You can see it by plane, 10 miles south of Clermont, or more conveniently from your armchair online at the Lake County Property Appraiser's website: A very clear Mickey Mouse head just south of Lake Louisa.
The "Mickey Forest" was planted from pine trees in 1992, 23 years ago, following the years of severe freezes that killed a lot of the citrus trees that once grew in the area. It was part of a reforestation program in Lake and Orange Counties that Disney was sponsoring, according to the Orlando Sentinel.
"In addition to making the land more beautiful, the trees will provide habitat, replenish oxygen in the atmosphere, stabilize soil and provide straw for mulch, Katy Moss Warner, general manager of Parks Horticulture for Disney World told the Sentinel at the time.
Back then, Disney owned a couple thousand acres in Lake County that it has since sold.
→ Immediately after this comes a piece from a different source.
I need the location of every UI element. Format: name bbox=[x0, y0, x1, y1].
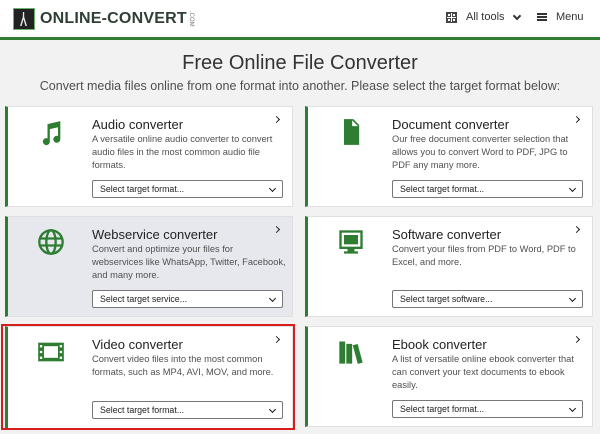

But Mickey remains clearer now than when he was planted with seedlings just a few inches tall across about 60 acres in the middle of a 150-acre tract.
However, its future is uncertain.
The land is owned by Lake Louisa LLC, which is owned by Patriot Transportation in Jacksonville. Patriot has entered into a lease with CEMEX Construction Materials, which has plans to build a 600-acre sand mine on the land. Lake County's planning staff said CEMEX wants to dig a million tons of sand a year from the mine, the Sentinel reported. The operation would have an economic impact of $4.7 million a year on the county, the company said.
Facing a lot of opposition from landowners in the area, and expressing worries that the operation would thwart the county's attempt to create a health-oriented community in the area where the mine is planned, a sector plan called Wellness Way, the county denied the request.
In response, CEMEX sued Lake County and some other parties involved in the opposition.
"We think, as the owners, that this is a wonderful piece of property," said John D. Milton Jr., executive vice president and chief financial officer, and secretary and treasurer of Patriot Transportation. "We love the area and we love the dynamics for the future potential there. We think it will be wonderful as a sand mine. Disney World had to have a lot of it. You can't make concrete without sand."